The core of Docker is the container – a loosely isolated, lightweight environment that packages an application with everything needed to run it, independent of the host system. This makes containers ideal for CI/CD workflows. Docker uses a client-server architecture: the Docker client communicates with the Docker daemon (dockerd), which manages objects like images and containers. Containers are runnable instances of images – read-only templates with instructions. Docker Registries, like Docker Hub, store and distribute these images. Containers are lighter than VMs, sharing the host OS kernel, resulting in faster startup times and greater efficiency for running multiple application instances on the same hardware. Docker images are built using Dockerfiles – text files with instructions – and are comprised of layers for versioning and reuse (Susnjara & Smalley, 2025).

Kubernetes (K8s), an open-source platform open-sourced by Google, manages containerized workloads and services with declarative configuration and automation. It provides scalability, self-healing (restarting failed containers), automated rollouts and rollbacks, service discovery, load balancing, and storage orchestration, ensuring no downtime and driving the system toward the desired state. Kubernetes is essential for resilient production environments (Kubernetes, 2024).

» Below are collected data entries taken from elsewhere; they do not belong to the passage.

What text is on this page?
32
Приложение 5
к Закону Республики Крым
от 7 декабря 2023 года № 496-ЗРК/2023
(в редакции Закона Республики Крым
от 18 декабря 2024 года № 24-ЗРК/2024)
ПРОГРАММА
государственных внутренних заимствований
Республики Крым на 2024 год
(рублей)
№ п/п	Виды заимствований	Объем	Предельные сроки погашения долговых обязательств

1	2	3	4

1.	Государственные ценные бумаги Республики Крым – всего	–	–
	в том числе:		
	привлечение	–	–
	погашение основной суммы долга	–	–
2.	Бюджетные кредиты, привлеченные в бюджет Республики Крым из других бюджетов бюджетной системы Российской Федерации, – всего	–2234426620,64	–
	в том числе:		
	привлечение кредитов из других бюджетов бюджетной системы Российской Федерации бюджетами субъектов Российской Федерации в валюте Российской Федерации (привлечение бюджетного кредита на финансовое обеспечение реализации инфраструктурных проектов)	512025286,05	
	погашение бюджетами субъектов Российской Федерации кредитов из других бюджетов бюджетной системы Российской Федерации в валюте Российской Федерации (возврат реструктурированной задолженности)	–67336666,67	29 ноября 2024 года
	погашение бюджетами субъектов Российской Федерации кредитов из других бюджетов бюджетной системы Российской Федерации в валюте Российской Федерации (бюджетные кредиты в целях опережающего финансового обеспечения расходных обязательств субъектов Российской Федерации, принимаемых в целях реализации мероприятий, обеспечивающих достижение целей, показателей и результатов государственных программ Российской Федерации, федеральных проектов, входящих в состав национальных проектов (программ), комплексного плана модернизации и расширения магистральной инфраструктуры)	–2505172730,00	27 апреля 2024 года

Cloud native stacks utilize Containers-as-a-Service (CaaS) and Functions-as-a-Service (FaaS). CaaS enables orchestration and management of containers and clusters, providing platform-agnostic builds, enhanced portability, and reduced costs. FaaS allows code execution in response to events without managing underlying servers, charging only for resources used. The cloud native lifecycle – Develop, Distribute, Deploy, and Runtime – requires integrated security (Shift Left). Security practices include early threat modeling and vulnerability scanning (Develop), image scanning and artifact signing (Distribute), and orchestration systems with least privilege policies and self-healing during Deploy and Runtime phases (Krieger et al., 2022, p. 13).

References:

  1. Docker. (2024). What is Docker? Docker Documentation. Retrieved from https://docs.docker.com/get-started/docker-overview/
  2. Sarishma, & Abhishek. (2021). A systematic review of the impact of containerization on software development and deployment practices. Computology: Journal of Applied Computer Science and Intelligent Technologies, 1(1), 40–51.
  3. Kubernetes. (2024). Why you need Kubernetes and what it can do. Kubernetes Documentation. Retrieved from https://kubernetes.io/docs/concepts/overview/#why-you-need-kubernetes-and-what-can-it-do
  4. Krieger, B., Kennedy, C., Değirmenci, F., Kautz, F., Bork, J., Moore, M., Pruchniak, M., Joglekar, P., Faisal, R., & Raghunathan, S., et al. (2022). Cloud native security whitepaper version 2 (pp. 9–25). Cloud Native Computing Foundation.